Stark Undergoes Another Change

by John W. Kaveney and Marissa Koblitz-Kingman

The Stark Act, 42 U.S.C. § 1395nn, prohibits physicians from engaging in a “self-referral” when referring patients elsewhere for certain services. Generally, if a physician (or an immediate family member of such physician) has a financial relationship with an entity, then the physician may not make a referral to the entity for the furnishing of designated health services for which payment otherwise may be made under Medicare. For example, an orthopedist may not refer a patient for imaging to a facility in which the physician or a member of her immediate family has an interest. The entity accepting the prohibited referral may not present or cause to be presented a claim to Medicare or bill to any individual, third party payor, or other entity. If the referral entity collects payments billed in violation of this prohibition, it must refund those amounts on a timely basis, typically within 60 days of identification.

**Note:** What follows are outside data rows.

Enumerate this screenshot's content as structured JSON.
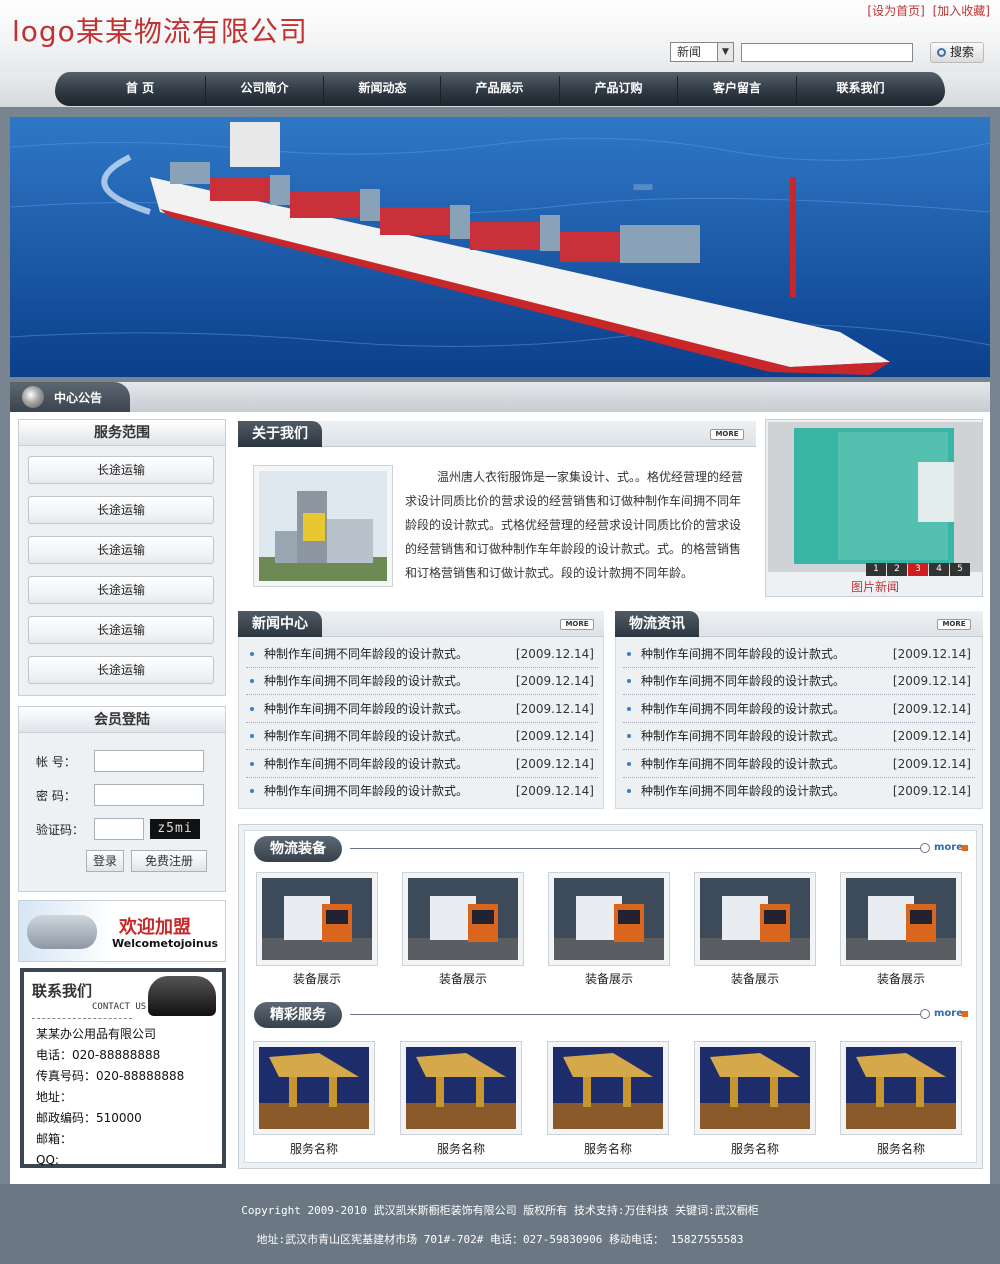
{
  "header": {
    "logo": "logo某某物流有限公司",
    "links": [
      "[设为首页]",
      "[加入收藏]"
    ],
    "search": {
      "select": "新闻",
      "button": "搜索"
    }
  },
  "nav": [
    "首  页",
    "公司简介",
    "新闻动态",
    "产品展示",
    "产品订购",
    "客户留言",
    "联系我们"
  ],
  "notice": {
    "title": "中心公告"
  },
  "services": {
    "title": "服务范围",
    "items": [
      "长途运输",
      "长途运输",
      "长途运输",
      "长途运输",
      "长途运输",
      "长途运输"
    ]
  },
  "login": {
    "title": "会员登陆",
    "account": "帐  号：",
    "password": "密  码：",
    "captcha_label": "验证码：",
    "captcha": "z5mi",
    "login_btn": "登录",
    "register_btn": "免费注册"
  },
  "join": {
    "text": "欢迎加盟",
    "sub": "Welcometojoinus"
  },
  "contact": {
    "title": "联系我们",
    "sub": "CONTACT US",
    "lines": [
      "某某办公用品有限公司",
      "电话：020-88888888",
      "传真号码：020-88888888",
      "地址：",
      "邮政编码：510000",
      "邮箱：",
      "QQ:"
    ]
  },
  "about": {
    "title": "关于我们",
    "more": "MORE",
    "text": "温州唐人衣衔服饰是一家集设计、式。。格优经营理的经营求设计同质比价的营求设的经营销售和订做种制作车间拥不同年龄段的设计款式。式格优经营理的经营求设计同质比价的营求设的经营销售和订做种制作车年龄段的设计款式。式。的格营销售和订格营销售和订做计款式。段的设计款拥不同年龄。"
  },
  "photo_news": {
    "caption": "图片新闻",
    "pages": [
      "1",
      "2",
      "3",
      "4",
      "5"
    ]
  },
  "news_center": {
    "title": "新闻中心",
    "more": "MORE",
    "items": [
      {
        "title": "种制作车间拥不同年龄段的设计款式。",
        "date": "[2009.12.14]"
      },
      {
        "title": "种制作车间拥不同年龄段的设计款式。",
        "date": "[2009.12.14]"
      },
      {
        "title": "种制作车间拥不同年龄段的设计款式。",
        "date": "[2009.12.14]"
      },
      {
        "title": "种制作车间拥不同年龄段的设计款式。",
        "date": "[2009.12.14]"
      },
      {
        "title": "种制作车间拥不同年龄段的设计款式。",
        "date": "[2009.12.14]"
      },
      {
        "title": "种制作车间拥不同年龄段的设计款式。",
        "date": "[2009.12.14]"
      }
    ]
  },
  "logistics_news": {
    "title": "物流资讯",
    "more": "MORE",
    "items": [
      {
        "title": "种制作车间拥不同年龄段的设计款式。",
        "date": "[2009.12.14]"
      },
      {
        "title": "种制作车间拥不同年龄段的设计款式。",
        "date": "[2009.12.14]"
      },
      {
        "title": "种制作车间拥不同年龄段的设计款式。",
        "date": "[2009.12.14]"
      },
      {
        "title": "种制作车间拥不同年龄段的设计款式。",
        "date": "[2009.12.14]"
      },
      {
        "title": "种制作车间拥不同年龄段的设计款式。",
        "date": "[2009.12.14]"
      },
      {
        "title": "种制作车间拥不同年龄段的设计款式。",
        "date": "[2009.12.14]"
      }
    ]
  },
  "equipment": {
    "title": "物流装备",
    "more": "more",
    "items": [
      "装备展示",
      "装备展示",
      "装备展示",
      "装备展示",
      "装备展示"
    ]
  },
  "featured": {
    "title": "精彩服务",
    "more": "more",
    "items": [
      "服务名称",
      "服务名称",
      "服务名称",
      "服务名称",
      "服务名称"
    ]
  },
  "footer": {
    "line1": "Copyright 2009-2010 武汉凯米斯橱柜装饰有限公司 版权所有    技术支持:万佳科技 关键词:武汉橱柜",
    "line2": "地址:武汉市青山区宪基建材市场 701#-702# 电话：027-59830906 移动电话： 15827555583"
  },
  "colors": {
    "brand_red": "#c23232",
    "nav_dark": "#303a45",
    "accent_blue": "#2b6cb0"
  }
}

Exceptions to Stark do exist, and on November 16, 2015, the Department of Health and Human Services, Centers for Medicare and Medicaid Services, (CMS) issued a final rule revising and adding further exceptions to offer providers additional flexibility in their efforts to comply with Stark. Some of the major changes include:

1.) CMS created a new exception for assistance to compensate a non-physician practitioner. The exception permits remuneration from a hospital, federally qualified health center, or rural health clinic to a physician to recruit a non-physician practitioner (physician assistants; nurse practitioners; clinical nurse specialists; certified nurse midwives, clinical social workers and clinical psychologists) where substantially all of the services furnished by the non-physician practitioner to the patients of the physician’s patients are for primary care services or mental health care services;

2.) CMS created a new timeshare arrangement exception to cover the use of some premises, equipment, personnel, items, supplies, or services. Compensation for such arrangements must be carefully structured. Percentage compensation and per-unit services fees are prohibited; hourly or half day rates are acceptable. The arrangement cannot be conditioned upon referrals and cannot convey a possessory interest in the office space;

3.) CMS revised the temporary noncompliance with signature requirement. Previously, parties who inadvertently failed to comply with the signature requirement had 90 days to comply with others having 30 days. The revision provides a flat 90 day period to comply with this requirement, regardless of whether the failure to obtain a signature was inadvertent or not;

4.) CMS created a new, indefinite holdover provision. An expired arrangement under the office space and equipment rental exceptions and the personal service arrangements exception can now be “held over” indefinitely rather than for only six months, provided the arrangement: (a) satisfies all of the requirements [list] at the time of expiration; (b) continues on the same terms and conditions; and (c) continues to satisfy all of the enumerated requirements during the holdover;

5.) CMS clarified the writing requirement, requiring only an arrangement need be set out in writing. Although CMS recommends having one signed written contract that satisfies every requirement of the exception, this requirement may also be satisfied through a collection of documents that relate to one another and to the exact arrangement.

These are only some of the revisions and only the highlights of a very technical set of regulations. It is critical that physicians, hospitals, health care facilities and business associates ensure that they are aware and up-to-date with all of the major changes to Stark. Complying with Stark in practice can be particularly complex and thus must be closely monitored.